The Jubilee Line Extension to the London Underground, started in 1994, became one of those topics never far from the attentions of the press, especially as the Millennium approached and access to the Dome became an issue. For the civil engineers involved, it was a gigantic project: twin tunnels 11 km long, crossing the river in four places, with eleven new stations to be built, eight of which were to be underground. Professor Robert Mair, Head of the Geotechnical Group, was in the thick of it as Director of GCG, the specialist geotechnical consultants to London Underground for the project.

One of the biggest headaches and a very delicate part of the whole construction arose from the decision to put a station right opposite Big Ben. Not only did this require a huge excavation to accommodate seven stories below ground, but the building was also equired to support seven stories above, to provide much needed office space for Members of Parliament. With MPs waiting to move into new offices as well as the Dome about to open, the pressures to produce to deadline were immense.

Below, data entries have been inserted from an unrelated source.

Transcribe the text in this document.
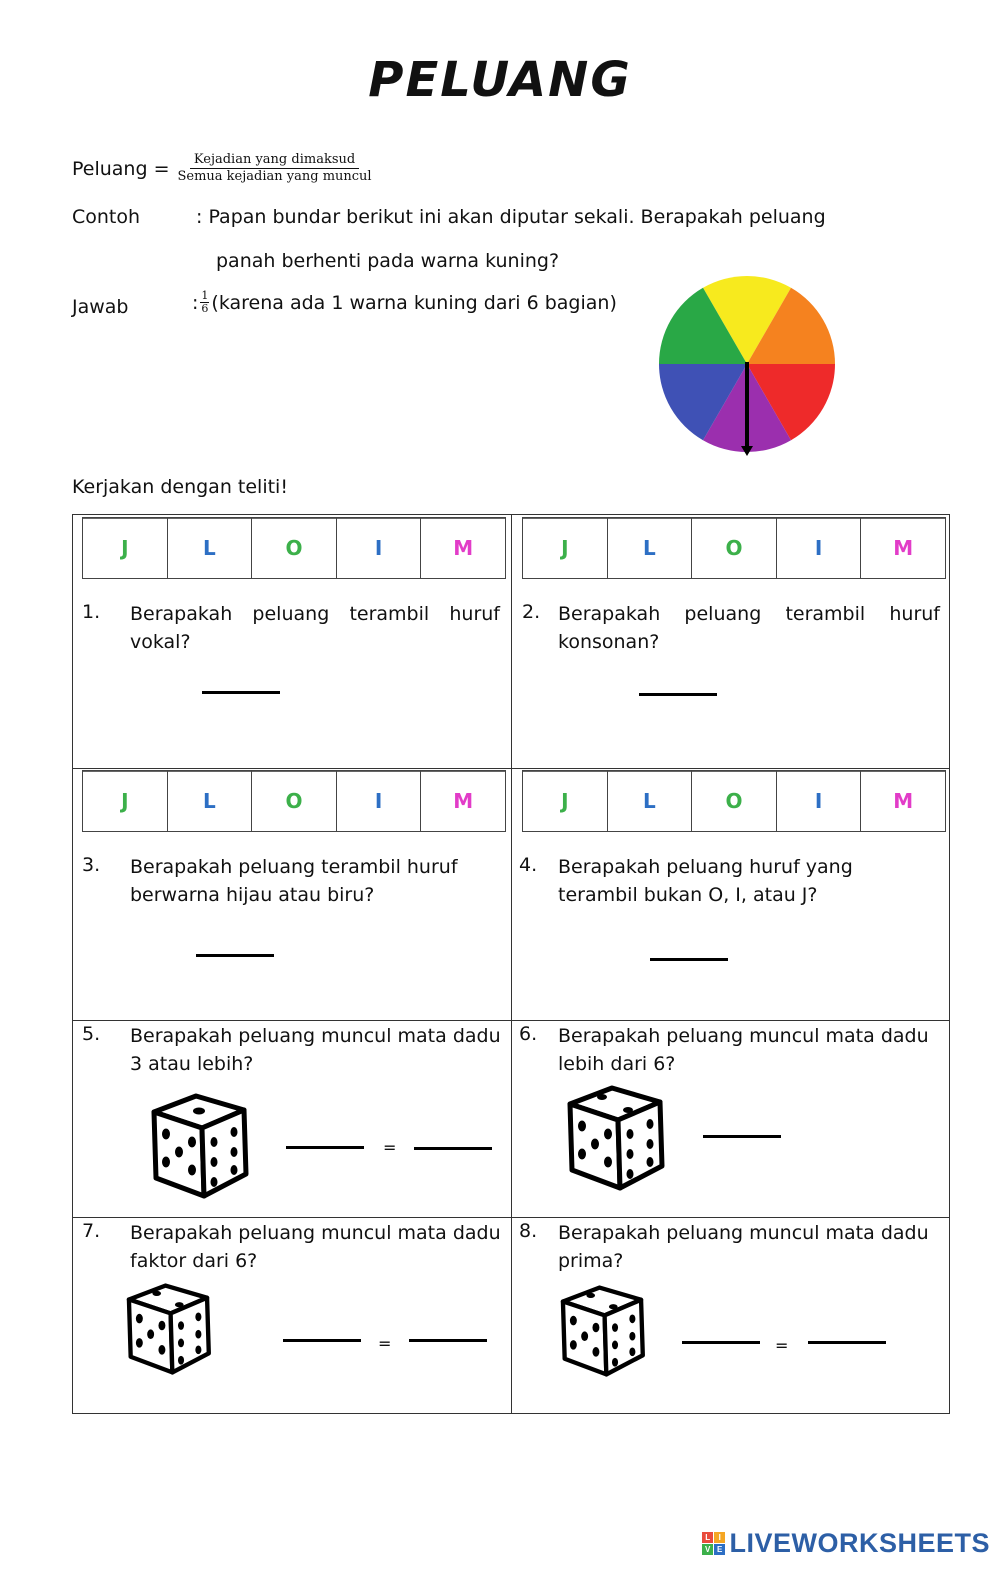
PELUANG
Peluang = $\frac{\text{Kejadian yang dimaksud}}{\text{Semua kejadian yang muncul}}$
Contoh	: Papan bundar berikut ini akan diputar sekali. Berapakah peluang
panah berhenti pada warna kuning?
Jawab	: $\frac{1}{6}$ (karena ada 1 warna kuning dari 6 bagian)
Kerjakan dengan teliti!
J	L	O	I	M	J	L	O	I	M
J	L	O	I	M	J	L	O	I	M
1. Berapakah peluang terambil huruf vokal?
2. Berapakah peluang terambil huruf konsonan?
3. Berapakah peluang terambil huruf berwarna hijau atau biru?
4. Berapakah peluang huruf yang terambil bukan O, I, atau J?
5. Berapakah peluang muncul mata dadu 3 atau lebih?
=
6. Berapakah peluang muncul mata dadu lebih dari 6?
7. Berapakah peluang muncul mata dadu faktor dari 6?
=
8. Berapakah peluang muncul mata dadu prima?
=
L I
V E LIVEWORKSHEETS
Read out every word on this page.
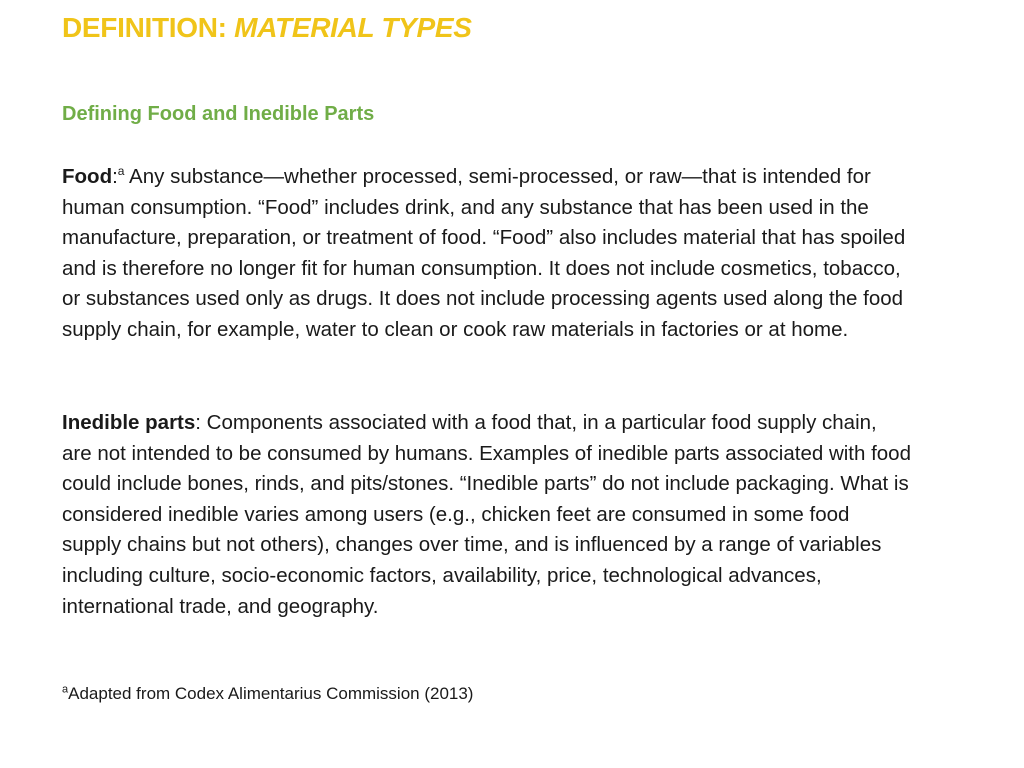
DEFINITION: MATERIAL TYPES
Defining Food and Inedible Parts

Food:$^a$ Any substance—whether processed, semi-processed, or raw—that is intended for human consumption. “Food” includes drink, and any substance that has been used in the manufacture, preparation, or treatment of food. “Food” also includes material that has spoiled and is therefore no longer fit for human consumption. It does not include cosmetics, tobacco, or substances used only as drugs. It does not include processing agents used along the food supply chain, for example, water to clean or cook raw materials in factories or at home.

Inedible parts: Components associated with a food that, in a particular food supply chain, are not intended to be consumed by humans. Examples of inedible parts associated with food could include bones, rinds, and pits/stones. “Inedible parts” do not include packaging. What is considered inedible varies among users (e.g., chicken feet are consumed in some food supply chains but not others), changes over time, and is influenced by a range of variables including culture, socio-economic factors, availability, price, technological advances, international trade, and geography.

$^a$Adapted from Codex Alimentarius Commission (2013)
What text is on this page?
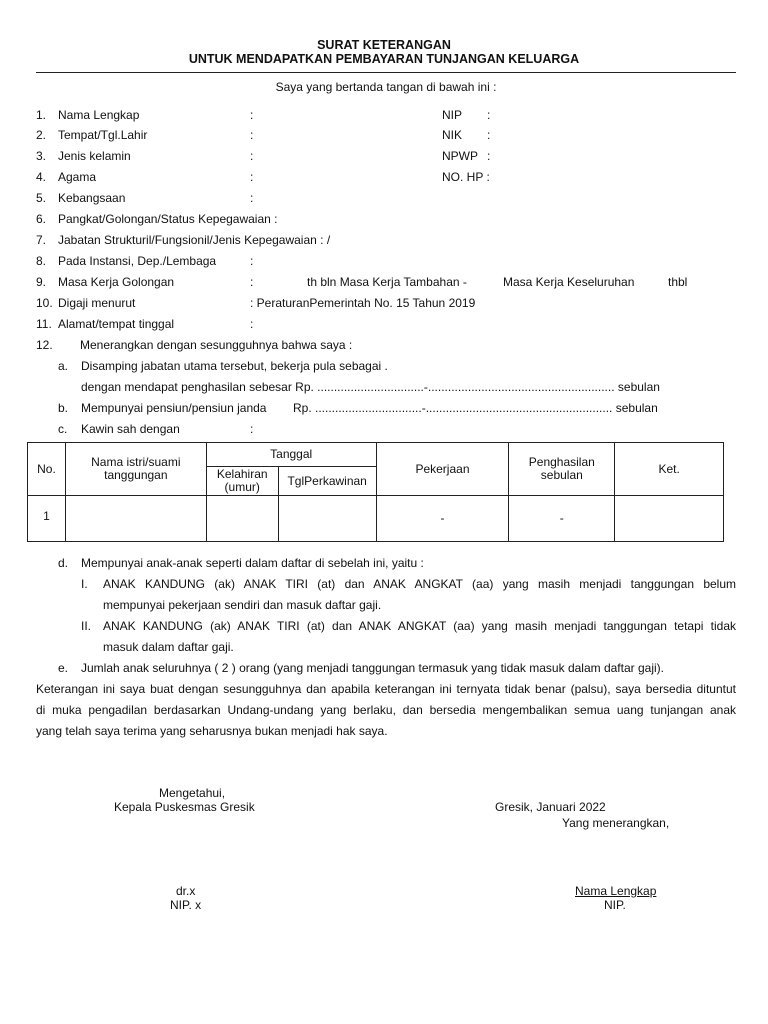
SURAT KETERANGAN
UNTUK MENDAPATKAN PEMBAYARAN TUNJANGAN KELUARGA
Saya yang bertanda tangan di bawah ini :
1. Nama Lengkap	:	NIP :
2. Tempat/Tgl.Lahir	:	NIK :
3. Jenis kelamin	:	NPWP :
4. Agama	:	NO. HP :
5. Kebangsaan	:
6. Pangkat/Golongan/Status Kepegawaian :
7. Jabatan Strukturil/Fungsionil/Jenis Kepegawaian : /
8. Pada Instansi, Dep./Lembaga	:
9. Masa Kerja Golongan	:	th bln Masa Kerja Tambahan -	Masa Kerja Keseluruhan	thbl
10. Digaji menurut	: PeraturanPemerintah No. 15 Tahun 2019
11. Alamat/tempat tinggal	:
12. Menerangkan dengan sesungguhnya bahwa saya :
a. Disamping jabatan utama tersebut, bekerja pula sebagai .
dengan mendapat penghasilan sebesar Rp. ................................-........................................................ sebulan
b. Mempunyai pensiun/pensiun janda Rp. ................................-........................................................ sebulan
c. Kawin sah dengan	:
No.	Nama istri/suami tanggungan	Tanggal		Pekerjaan	Penghasilan sebulan	Ket.
		Kelahiran (umur)	TglPerkawinan			
1				-	-	
d. Mempunyai anak-anak seperti dalam daftar di sebelah ini, yaitu :
I. ANAK KANDUNG (ak) ANAK TIRI (at) dan ANAK ANGKAT (aa) yang masih menjadi tanggungan belum
mempunyai pekerjaan sendiri dan masuk daftar gaji.
II. ANAK KANDUNG (ak) ANAK TIRI (at) dan ANAK ANGKAT (aa) yang masih menjadi tanggungan tetapi tidak
masuk dalam daftar gaji.
e. Jumlah anak seluruhnya ( 2 ) orang (yang menjadi tanggungan termasuk yang tidak masuk dalam daftar gaji).
Keterangan ini saya buat dengan sesungguhnya dan apabila keterangan ini ternyata tidak benar (palsu), saya bersedia dituntut
di muka pengadilan berdasarkan Undang-undang yang berlaku, dan bersedia mengembalikan semua uang tunjangan anak
yang telah saya terima yang seharusnya bukan menjadi hak saya.
Mengetahui,
Kepala Puskesmas Gresik	Gresik, Januari 2022
Yang menerangkan,
dr.x
NIP. x
Nama Lengkap
NIP.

line drawing of Big Ben and tunneling scheme

The technical implications were also immense, with an open hole to be dug to 38m below ground level only 31m away from Big Ben. Built in 1858 following the fire which destroyed the House of Commons, Big Ben is known to be on a shallow foundation. It started to lean towards the North shortly after completion. Any ground movement in the vicinity would exaggerate this lean. The method applied to deal with the settlement of the historic buildings in the area during tunnelling was that of compensation grouting, a process conceived by Professor Mair and his colleagues at GCG and first implemented in the UK on an earlier tunnelling project at Waterloo Station. In this process, a network of horizontal tubes between the tunnels and the ground surface is introduced, each tube having a series of holes. By this means liquid cement can be injected into the ground at any number of points to prevent movement during excavations. Installation of the grouting network itself involves considerable engineering skill.

Instrumentation is attached to Big Ben and to the buildings in the vicinity to measure movement (with some 7000 monitoring points), and computers are used to analyse the data to calculate where and when the grout has to be injected. For Big Ben, a movement of 15 mm at a height of 55m (approximately the height of the clock face above ground level) was taken to be the point at which movement had to be controlled. Grouting episodes typically of 24-hour duration were continued over the whole period during which excavations were occurring - about 28 months. A nail biting time. "Deciding which tube to use for grouting, the volume of grout to be injected and at what rate, is a hugely complex process", explains Professor Mair. "It was calculated that without the grouting, the movement of Big Ben would have gone well over 100mm, which would have caused unacceptable damage. The beauty of the system is that the grouting pipes are still in place, and the site is still being monitored. Compensation grouting can thus, if need be continued until some point as stabilisation is confirmed, althought the instrumentation is showing that no further grounting is now necessary."